9- Elbette erkeği ailenin reisi olarak tanıyan ve eşine ve evladına ona itaat etme emri veren İslam, erkeğe de eşine ve ailesine değer vermesi ve onlara haksızlık ve zulmetmemesi ve adil davranması, onları ilgilendiren konularda mümkün mertebe onlarla istişareli ve koordineli hareket etmesi gerektiğini de bir görev olarak onun üzerine yüklemiştir. Bu konuda nakledilen hadislerden birkaçını örnek olarak vermekle yetiniyoruz:
Resulullah (s.a.a): "Kadınlara ancak değerli kimse saygı gösterir ve onları ancak âdi kimseler aşağılar." (Pâyende, Nehcü’l-Fesâha, s. 318, Hadis: 1520)
Resulullah (s.a.a): “Sizden birisi bir kadını eş olarak seçer (onunla evlenirse, mutlaka ona değer versin-saygı göstersin.” (Meclisi, Bihârü’l-Envâr, c. 100, s. 224)
Resulullah (s.a.a): "Sizin en iyiniz hanımına karşı en iyi olanınızdır. Hanımlarına karşı en iyi olanınız da benim." (Kâşâni, el-Vâfi, c. 3, s. 117)
Resulullah (s.a.a): “İmanı en kâmil olan mümin, ahlakı en güzel olan ve ailesine en yumuşak davranandır; sizin en iyiniz hanımlarına karşı en iyi olanlarınızdır." (Meclisi, Bihârü’l-Envâr, c. 100, s. 224)

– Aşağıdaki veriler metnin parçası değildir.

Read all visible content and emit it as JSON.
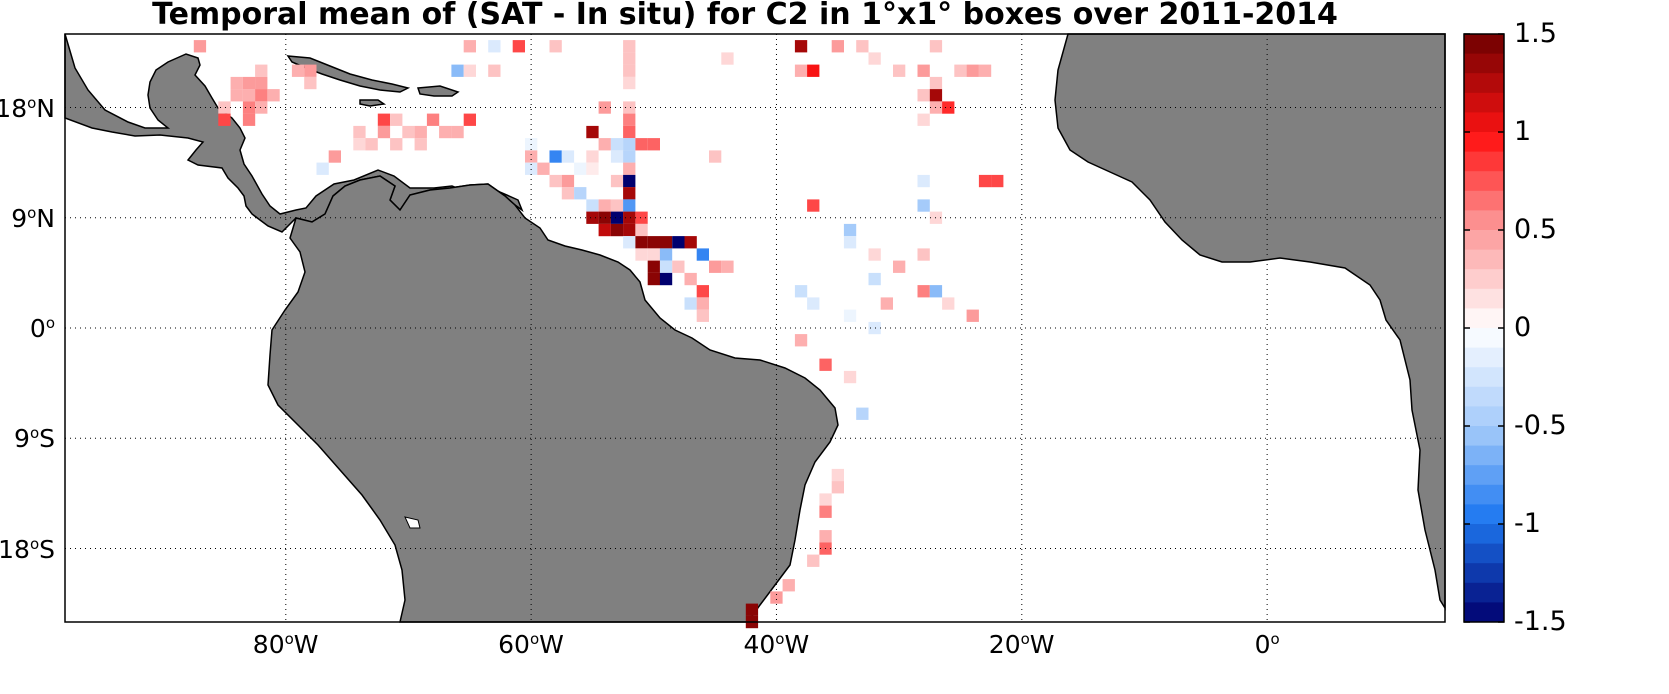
{
  "title": "Temporal mean of (SAT - In situ) for C2 in 1°x1° boxes over 2011-2014",
  "map": {
    "lon_range": [
      -98,
      14.5
    ],
    "lat_range": [
      -24,
      24
    ],
    "land_color": "#808080",
    "ocean_color": "#ffffff",
    "grid": "dotted",
    "lat_ticks": [
      {
        "lat": 18,
        "value": "18",
        "deg": "o",
        "hemi": "N"
      },
      {
        "lat": 9,
        "value": "9",
        "deg": "o",
        "hemi": "N"
      },
      {
        "lat": 0,
        "value": "0",
        "deg": "o",
        "hemi": ""
      },
      {
        "lat": -9,
        "value": "9",
        "deg": "o",
        "hemi": "S"
      },
      {
        "lat": -18,
        "value": "18",
        "deg": "o",
        "hemi": "S"
      }
    ],
    "lon_ticks": [
      {
        "lon": -80,
        "value": "80",
        "deg": "o",
        "hemi": "W"
      },
      {
        "lon": -60,
        "value": "60",
        "deg": "o",
        "hemi": "W"
      },
      {
        "lon": -40,
        "value": "40",
        "deg": "o",
        "hemi": "W"
      },
      {
        "lon": -20,
        "value": "20",
        "deg": "o",
        "hemi": "W"
      },
      {
        "lon": 0,
        "value": "0",
        "deg": "o",
        "hemi": ""
      }
    ]
  },
  "colorbar": {
    "min": -1.5,
    "max": 1.5,
    "steps": 30,
    "ticks": [
      {
        "value": 1.5,
        "label": "1.5"
      },
      {
        "value": 1,
        "label": "1"
      },
      {
        "value": 0.5,
        "label": "0.5"
      },
      {
        "value": 0,
        "label": "0"
      },
      {
        "value": -0.5,
        "label": "-0.5"
      },
      {
        "value": -1,
        "label": "-1"
      },
      {
        "value": -1.5,
        "label": "-1.5"
      }
    ]
  },
  "chart_data": {
    "type": "heatmap",
    "description_units": "lon (deg E), lat (deg N), value (SAT - In situ)",
    "cells": [
      [
        -87,
        23,
        0.5
      ],
      [
        -65,
        23,
        0.4
      ],
      [
        -63,
        23,
        -0.2
      ],
      [
        -61,
        23,
        0.8
      ],
      [
        -58,
        23,
        0.3
      ],
      [
        -52,
        23,
        0.3
      ],
      [
        -38,
        23,
        1.3
      ],
      [
        -35,
        23,
        0.5
      ],
      [
        -33,
        23,
        0.3
      ],
      [
        -27,
        23,
        0.3
      ],
      [
        -44,
        22,
        0.2
      ],
      [
        -52,
        22,
        0.3
      ],
      [
        -32,
        22,
        0.2
      ],
      [
        -82,
        21,
        0.3
      ],
      [
        -79,
        21,
        0.4
      ],
      [
        -78,
        21,
        0.5
      ],
      [
        -66,
        21,
        -0.6
      ],
      [
        -65,
        21,
        0.2
      ],
      [
        -63,
        21,
        0.3
      ],
      [
        -52,
        21,
        0.3
      ],
      [
        -38,
        21,
        0.4
      ],
      [
        -37,
        21,
        1.0
      ],
      [
        -30,
        21,
        0.3
      ],
      [
        -28,
        21,
        0.5
      ],
      [
        -25,
        21,
        0.3
      ],
      [
        -24,
        21,
        0.5
      ],
      [
        -23,
        21,
        0.4
      ],
      [
        -84,
        20,
        0.4
      ],
      [
        -83,
        20,
        0.5
      ],
      [
        -82,
        20,
        0.5
      ],
      [
        -78,
        20,
        0.3
      ],
      [
        -52,
        20,
        0.2
      ],
      [
        -27,
        20,
        0.3
      ],
      [
        -84,
        19,
        0.4
      ],
      [
        -83,
        19,
        0.4
      ],
      [
        -82,
        19,
        0.6
      ],
      [
        -81,
        19,
        0.4
      ],
      [
        -28,
        19,
        0.3
      ],
      [
        -27,
        19,
        1.3
      ],
      [
        -85,
        18,
        0.3
      ],
      [
        -83,
        18,
        0.6
      ],
      [
        -82,
        18,
        0.4
      ],
      [
        -54,
        18,
        0.5
      ],
      [
        -52,
        18,
        0.3
      ],
      [
        -27,
        18,
        0.4
      ],
      [
        -26,
        18,
        0.9
      ],
      [
        -85,
        17,
        0.8
      ],
      [
        -83,
        17,
        0.6
      ],
      [
        -72,
        17,
        0.8
      ],
      [
        -71,
        17,
        0.3
      ],
      [
        -68,
        17,
        0.6
      ],
      [
        -65,
        17,
        0.8
      ],
      [
        -52,
        17,
        0.6
      ],
      [
        -28,
        17,
        0.2
      ],
      [
        -74,
        16,
        0.3
      ],
      [
        -72,
        16,
        0.5
      ],
      [
        -70,
        16,
        0.3
      ],
      [
        -69,
        16,
        0.4
      ],
      [
        -67,
        16,
        0.4
      ],
      [
        -66,
        16,
        0.4
      ],
      [
        -55,
        16,
        1.3
      ],
      [
        -52,
        16,
        0.7
      ],
      [
        -74,
        15,
        0.2
      ],
      [
        -73,
        15,
        0.3
      ],
      [
        -71,
        15,
        0.3
      ],
      [
        -69,
        15,
        0.3
      ],
      [
        -60,
        15,
        -0.1
      ],
      [
        -54,
        15,
        0.4
      ],
      [
        -53,
        15,
        -0.3
      ],
      [
        -52,
        15,
        -0.4
      ],
      [
        -51,
        15,
        0.7
      ],
      [
        -50,
        15,
        0.7
      ],
      [
        -76,
        14,
        0.5
      ],
      [
        -60,
        14,
        0.4
      ],
      [
        -58,
        14,
        -0.9
      ],
      [
        -57,
        14,
        -0.2
      ],
      [
        -55,
        14,
        0.2
      ],
      [
        -53,
        14,
        -0.2
      ],
      [
        -52,
        14,
        -0.4
      ],
      [
        -45,
        14,
        0.3
      ],
      [
        -77,
        13,
        -0.2
      ],
      [
        -60,
        13,
        -0.2
      ],
      [
        -59,
        13,
        0.4
      ],
      [
        -56,
        13,
        -0.1
      ],
      [
        -55,
        13,
        0.1
      ],
      [
        -52,
        13,
        0.4
      ],
      [
        -58,
        12,
        0.3
      ],
      [
        -57,
        12,
        0.5
      ],
      [
        -53,
        12,
        0.3
      ],
      [
        -52,
        12,
        -1.5
      ],
      [
        -28,
        12,
        -0.2
      ],
      [
        -23,
        12,
        0.8
      ],
      [
        -22,
        12,
        0.8
      ],
      [
        -57,
        11,
        0.3
      ],
      [
        -56,
        11,
        -0.4
      ],
      [
        -52,
        11,
        1.3
      ],
      [
        -55,
        10,
        -0.3
      ],
      [
        -54,
        10,
        0.4
      ],
      [
        -53,
        10,
        0.3
      ],
      [
        -52,
        10,
        -0.8
      ],
      [
        -37,
        10,
        0.8
      ],
      [
        -28,
        10,
        -0.5
      ],
      [
        -55,
        9,
        1.3
      ],
      [
        -54,
        9,
        1.4
      ],
      [
        -53,
        9,
        -1.5
      ],
      [
        -52,
        9,
        1.3
      ],
      [
        -51,
        9,
        0.8
      ],
      [
        -27,
        9,
        0.2
      ],
      [
        -54,
        8,
        1.2
      ],
      [
        -53,
        8,
        1.4
      ],
      [
        -52,
        8,
        1.3
      ],
      [
        -51,
        8,
        0.3
      ],
      [
        -34,
        8,
        -0.5
      ],
      [
        -52,
        7,
        -0.2
      ],
      [
        -51,
        7,
        1.4
      ],
      [
        -50,
        7,
        1.4
      ],
      [
        -49,
        7,
        1.4
      ],
      [
        -48,
        7,
        -1.5
      ],
      [
        -47,
        7,
        1.3
      ],
      [
        -34,
        7,
        -0.2
      ],
      [
        -51,
        6,
        0.2
      ],
      [
        -50,
        6,
        0.2
      ],
      [
        -49,
        6,
        -0.6
      ],
      [
        -46,
        6,
        -0.9
      ],
      [
        -32,
        6,
        0.2
      ],
      [
        -28,
        6,
        0.3
      ],
      [
        -50,
        5,
        1.4
      ],
      [
        -49,
        5,
        -0.3
      ],
      [
        -48,
        5,
        0.3
      ],
      [
        -45,
        5,
        0.5
      ],
      [
        -44,
        5,
        0.4
      ],
      [
        -30,
        5,
        0.4
      ],
      [
        -50,
        4,
        1.4
      ],
      [
        -49,
        4,
        -1.5
      ],
      [
        -47,
        4,
        0.4
      ],
      [
        -32,
        4,
        -0.3
      ],
      [
        -46,
        3,
        0.8
      ],
      [
        -38,
        3,
        -0.3
      ],
      [
        -28,
        3,
        0.6
      ],
      [
        -27,
        3,
        -0.6
      ],
      [
        -47,
        2,
        -0.3
      ],
      [
        -46,
        2,
        0.4
      ],
      [
        -37,
        2,
        -0.2
      ],
      [
        -31,
        2,
        0.4
      ],
      [
        -26,
        2,
        0.2
      ],
      [
        -46,
        1,
        0.3
      ],
      [
        -34,
        1,
        -0.1
      ],
      [
        -24,
        1,
        0.5
      ],
      [
        -32,
        0,
        -0.2
      ],
      [
        -38,
        -1,
        0.4
      ],
      [
        -36,
        -3,
        0.7
      ],
      [
        -34,
        -4,
        0.2
      ],
      [
        -33,
        -7,
        -0.4
      ],
      [
        -35,
        -12,
        0.2
      ],
      [
        -35,
        -13,
        0.3
      ],
      [
        -36,
        -14,
        0.2
      ],
      [
        -36,
        -15,
        0.6
      ],
      [
        -36,
        -17,
        0.4
      ],
      [
        -36,
        -18,
        0.7
      ],
      [
        -37,
        -19,
        0.3
      ],
      [
        -39,
        -21,
        0.4
      ],
      [
        -40,
        -22,
        0.5
      ],
      [
        -42,
        -23,
        1.4
      ],
      [
        -42,
        -24,
        1.4
      ]
    ]
  }
}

Resulullah (s.a.a): "En iyi erkeklerinizden olanlar, takvalı, (içi ve dışı) temiz, eli açık, hain gözlere sahip olmayan, anne babasına iyilik eden ve ailesini başkalarının umuduna bırakmayan kimselerdir. En kötü erkeklerinizden olanlar ise yalancı, cimri, küfürbaz, (kazandığını) yalnız başına yiyen, misafiri reddeden, eşini ve hizmetçisini döven, ailesini başkalarının umuduna bırakan ve anne babasına haksızlık edenlerdir." (Âmili, el-Vesâil, c. 14, s.18)

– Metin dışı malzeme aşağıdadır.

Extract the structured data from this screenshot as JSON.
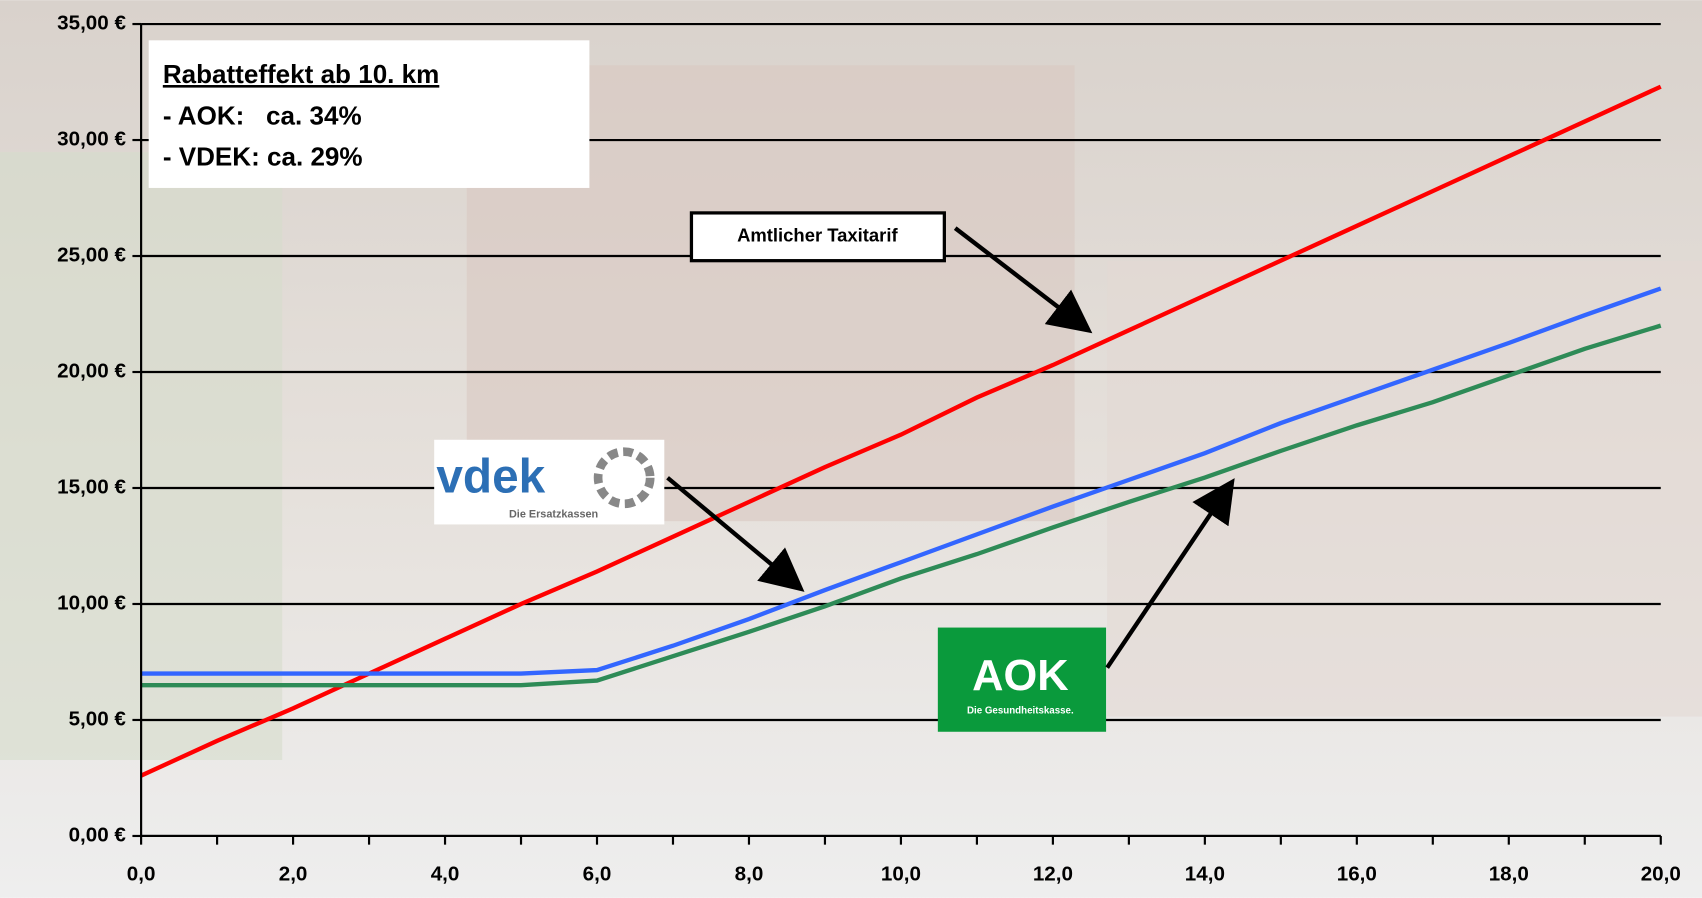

Resulullah (s.a.a): "Herhangi bir erkek hanımına (haksız yere) bir tokat atarsa, Allah azap meleği olan Mâlik'e cehennemde ona yetmiş tokat atmasını emreder..." (Tabi ki bunların hepsi tevbe etmeyip de helâllik almayan kimseler içindir.) (Nuri, Müstedrekü’l- Vesâil, c. 2, s.55)
Resulullah (s.a.a): “Kendisi dövülmeye daha müstahak olduğu halde, hanımını döven kimseye şaşarım.” (Nuri, Müstedrekü’l-Vesâil, c. 14, s.225)
Resulullah (s.a.a): “Bir erkek eşine vurduğu elle nasıl ona sarılabiliyor?!” (Tabatabai, el-Mizân, c. 4, s. 350)
Resulullah (s.a.a): “Sizden birisi eşine vurduğu halde, nasıl olur da ona sarılabiliyor (böyle bir yüzsüzlüğü gösterebiliyor)?!” (Tabatabai, el-Mizan, c.4, s. 350-351)
İmam Musa Kâzım (a.s): “Şüphesiz Yüce ve Aziz Allah kadınlar ve çocuklar için (onlara yapılan haksızlık ve zulüm için) öfkelendiği kadar hiçbir şey için öfkelenmez!” (Kuleyni, el-Kâfi, c. 6, s. 50)
Özetlemek gerekirse, bir ailede sarsılmaz bir düzen hâkim olur, bir taraftan (aile reisine karşı) sevgi, saygı, tevazu ve itaat, diğer taraftan (aile fertlerine reisten taraf) sevgi, merhamet, adalet ve fedakârlık söz konusu olursa ve hepsi bunu Allah rızası için gerçekleştirirse, işte o aile gerçek anlamda hem dünya saadet ve mutluluğunu yakalamış olur, hem de ahiret.
Rabbim öyle aileleri hepimize nasip buyursun. Âmin.